As for finishing, ask 10 wood finishers and you will get 11 answers. One of my methods is to seal the surface of the wood before doing any carving with either a de-waxed shellac sealer like Bull’s Eye Seal Coat, or a thinned pre-cat lacquer sealer. This will prevent bleeding later on. Then, I do the carve. I then seal again, so that that the carved parts are sealed. Then paint, then sand. Another method is to use a mask of some sort. I’m cheap, so I use mac tac shelf paper. Oramask seems to be the most popular, though. Again, I seal the material to give the mask a good surface to stick to. Then carve. Then seal the carve. Then paint and remove the mask. A good sharp bit and good feeds and speeds are critical to getting the mask to cut cleanly. I really don’t believe that your start depth method would work well with a mask.

@gwilki thank you Grant!
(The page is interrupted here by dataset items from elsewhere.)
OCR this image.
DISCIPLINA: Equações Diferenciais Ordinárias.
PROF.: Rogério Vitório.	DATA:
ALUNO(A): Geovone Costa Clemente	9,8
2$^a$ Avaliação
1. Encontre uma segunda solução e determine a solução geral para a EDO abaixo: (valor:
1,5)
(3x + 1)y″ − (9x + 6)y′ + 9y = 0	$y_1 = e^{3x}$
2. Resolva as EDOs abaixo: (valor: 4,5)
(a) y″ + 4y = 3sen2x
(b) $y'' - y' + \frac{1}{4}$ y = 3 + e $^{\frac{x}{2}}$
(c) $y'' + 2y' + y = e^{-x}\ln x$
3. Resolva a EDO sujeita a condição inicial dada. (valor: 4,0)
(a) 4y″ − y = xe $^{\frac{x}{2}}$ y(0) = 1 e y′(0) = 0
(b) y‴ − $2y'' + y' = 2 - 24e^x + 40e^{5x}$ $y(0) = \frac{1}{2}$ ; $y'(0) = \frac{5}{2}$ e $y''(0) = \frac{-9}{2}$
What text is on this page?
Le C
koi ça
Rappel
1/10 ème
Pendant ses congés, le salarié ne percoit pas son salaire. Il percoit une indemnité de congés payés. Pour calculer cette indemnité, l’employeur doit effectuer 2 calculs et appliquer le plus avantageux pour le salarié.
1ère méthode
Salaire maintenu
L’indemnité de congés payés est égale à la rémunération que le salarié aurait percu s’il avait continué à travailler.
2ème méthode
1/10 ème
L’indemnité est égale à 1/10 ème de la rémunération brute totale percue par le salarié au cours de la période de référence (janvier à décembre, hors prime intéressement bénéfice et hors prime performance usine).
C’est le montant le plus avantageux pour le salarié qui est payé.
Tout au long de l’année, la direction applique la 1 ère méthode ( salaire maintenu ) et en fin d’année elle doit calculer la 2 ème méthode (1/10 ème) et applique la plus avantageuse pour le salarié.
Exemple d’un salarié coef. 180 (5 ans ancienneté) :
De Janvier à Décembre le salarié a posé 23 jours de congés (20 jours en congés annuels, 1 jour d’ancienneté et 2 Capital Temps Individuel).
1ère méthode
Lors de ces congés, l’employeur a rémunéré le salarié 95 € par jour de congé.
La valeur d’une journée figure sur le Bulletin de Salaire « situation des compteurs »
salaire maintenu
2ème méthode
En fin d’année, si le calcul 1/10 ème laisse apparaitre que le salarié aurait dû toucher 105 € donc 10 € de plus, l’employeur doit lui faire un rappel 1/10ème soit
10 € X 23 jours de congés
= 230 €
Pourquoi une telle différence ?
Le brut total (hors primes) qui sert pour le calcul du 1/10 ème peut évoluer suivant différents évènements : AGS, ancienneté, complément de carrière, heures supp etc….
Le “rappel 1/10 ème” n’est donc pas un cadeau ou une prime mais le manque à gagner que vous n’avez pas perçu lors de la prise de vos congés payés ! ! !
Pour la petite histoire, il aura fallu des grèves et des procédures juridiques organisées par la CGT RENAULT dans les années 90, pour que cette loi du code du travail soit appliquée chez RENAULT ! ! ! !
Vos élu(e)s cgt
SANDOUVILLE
As always, I appreciate you. My daughter is a crafty kind of gal, and gave me some film that she uses to cut stencils with. Just haven’t tried it yet. The problem I can see with the film, is tons of work getting the details done. But I will give it a try for sure.

@Jake Tks, Jake. Just to be clear, though, you don’t cut the details in the film, then lay it down on the wood. There is no more work involved using it than there is in doing the carve itself. You roll the film on or press it on tightly over the surface of the blank material. Then, run your carve, cuttting through the mask and the material. Now, you have a “stencil” on your material. Paint over the whole thing, let it dry, then peel it off.

If I am misunderstanding your point, Jake, just ignore all of this. :grinning:

@gwilki Thanks Grant! I am going to give it a try sometime soon. What I was referring to is peeling it off after painting, might be a pain. But still going to give it a try.

Appreciate your time and your response!


@Jake Some of the small pieces can be a pain, Jake. A small xacto knife comes in handy for sure. Please post your results.